In Winnipeg, the daytime high for this time of year is around -6 C, but this week, the daytime high will be near -20 C. At this time of year, the normal daytime high for Toronto is 1 C, but there, too, the mercury will dip well below that, closer to -11. The minimum the city can expect is -7 C normally — this week overnight temperatures will be closer to -22 C by the end of the week.

The Arctic air is once again being funnelled down into the Prairies, Ontario, and Quebec via the vortex that refuses to stay where it usually resides — the Arctic.

WATCH: What is the polar vortex?

To see how the polar vortex funnels the Arctic air down to central Canada, you just need to look at next week’s temperatures: in the Yukon, Whitehorse will be warmer than most of the Prairies and Ontario this week, with a high of -8 C.

Several times this winter, the polar vortex, a normal, year-round weather pattern that isn’t usually something most of Canada has to deal with, has meandered from its home in the Arctic paying a chilly visit to southern Canada and parts of the U.S.

“The pattern itself is a very stubborn one,” said Geoff Coulson, Warning Preparedness Meteorologist with Environment Canada. “And once we see this pattern assert itself, it takes something pretty significant to shake it out of that pattern and get into something else and we haven’t really seen that big shake up.”

READ MORE: Winnipeg posts second-coldest December since 1893

Any relief that we’ve seen has been fleeting: a few days here and there, but always, the cold returns.

And it looks like the below-normal temperatures are expected to continue in the coming months.

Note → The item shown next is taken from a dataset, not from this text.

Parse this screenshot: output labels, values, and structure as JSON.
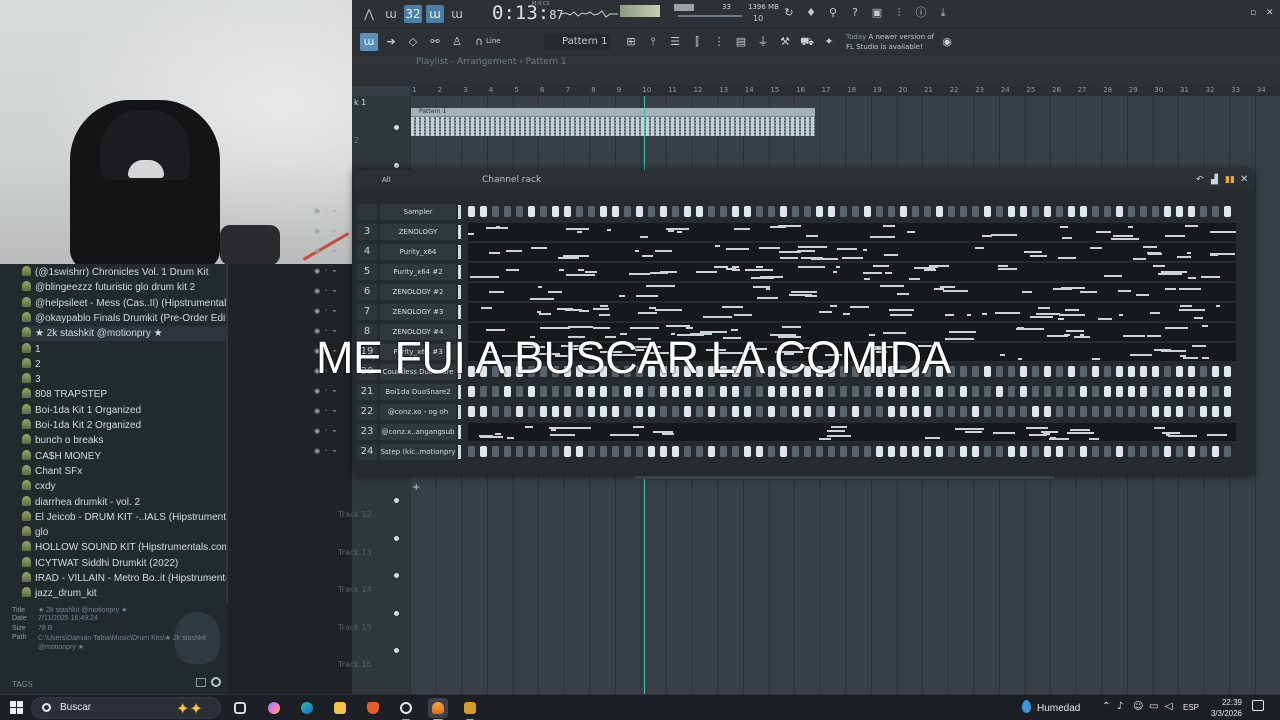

Though the official forecast for March, April, and May won’t be released for another week or so, Coulson said that current models don’t show any relief.

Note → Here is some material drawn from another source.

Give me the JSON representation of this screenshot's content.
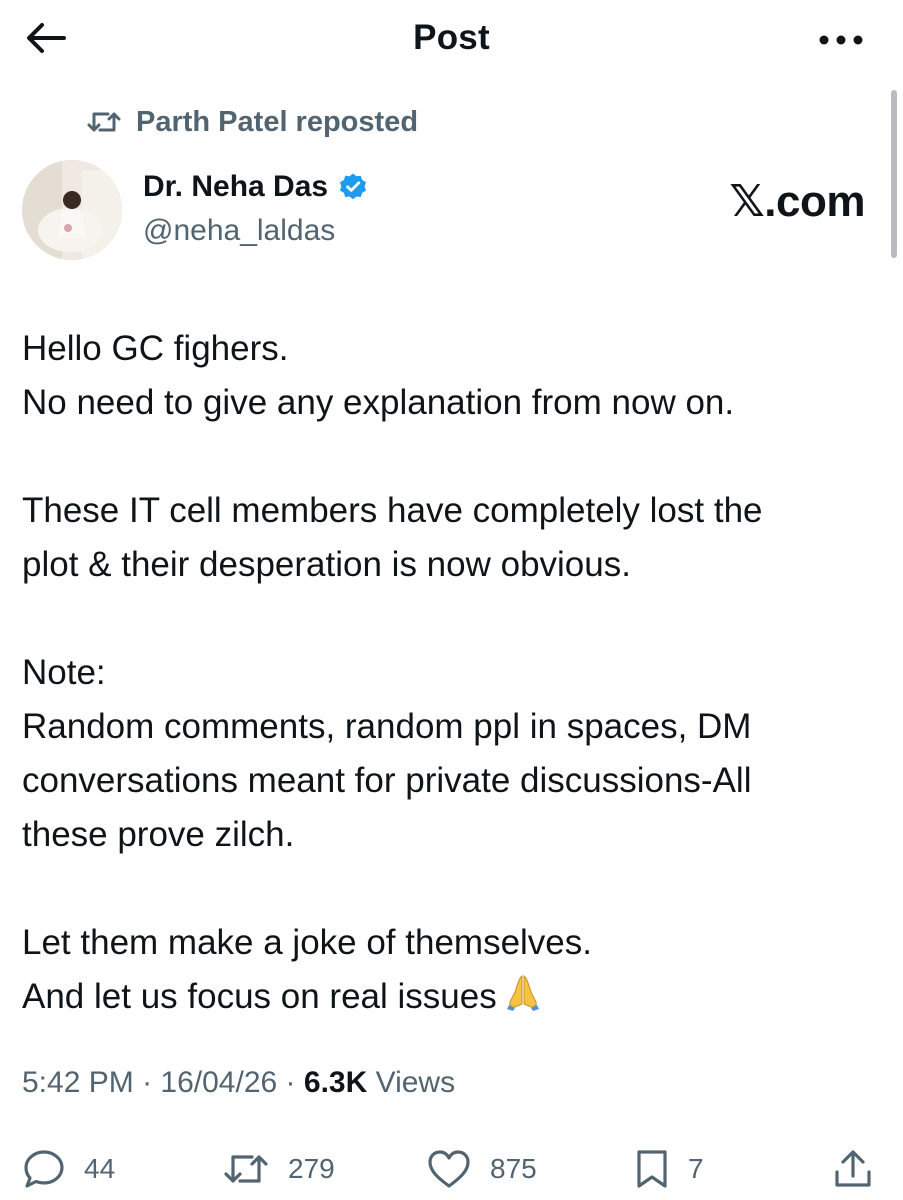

“Right now it shows that for March, April and May, temperature-wise — the Great Lakes basin, southern Quebec, the Maritimes, eastern Prairies, all of us — it’s going to be colder than normal, overall, for that three-month period.”

That’s not to say that we won’t get warm days during those months or even that it will be as bone-chillingly cold as it’s been this winter.

But there is a bright side — literally.

“If we’re looking at the glass is half-full side of the equation, it’s the sunshine,” Coulson said, explaining that the high pressure will bring more sunlight — and at a time when we’re starting to notice more daylight.

So just try to remember that when you’re shivering in the sunlight. It could be worse.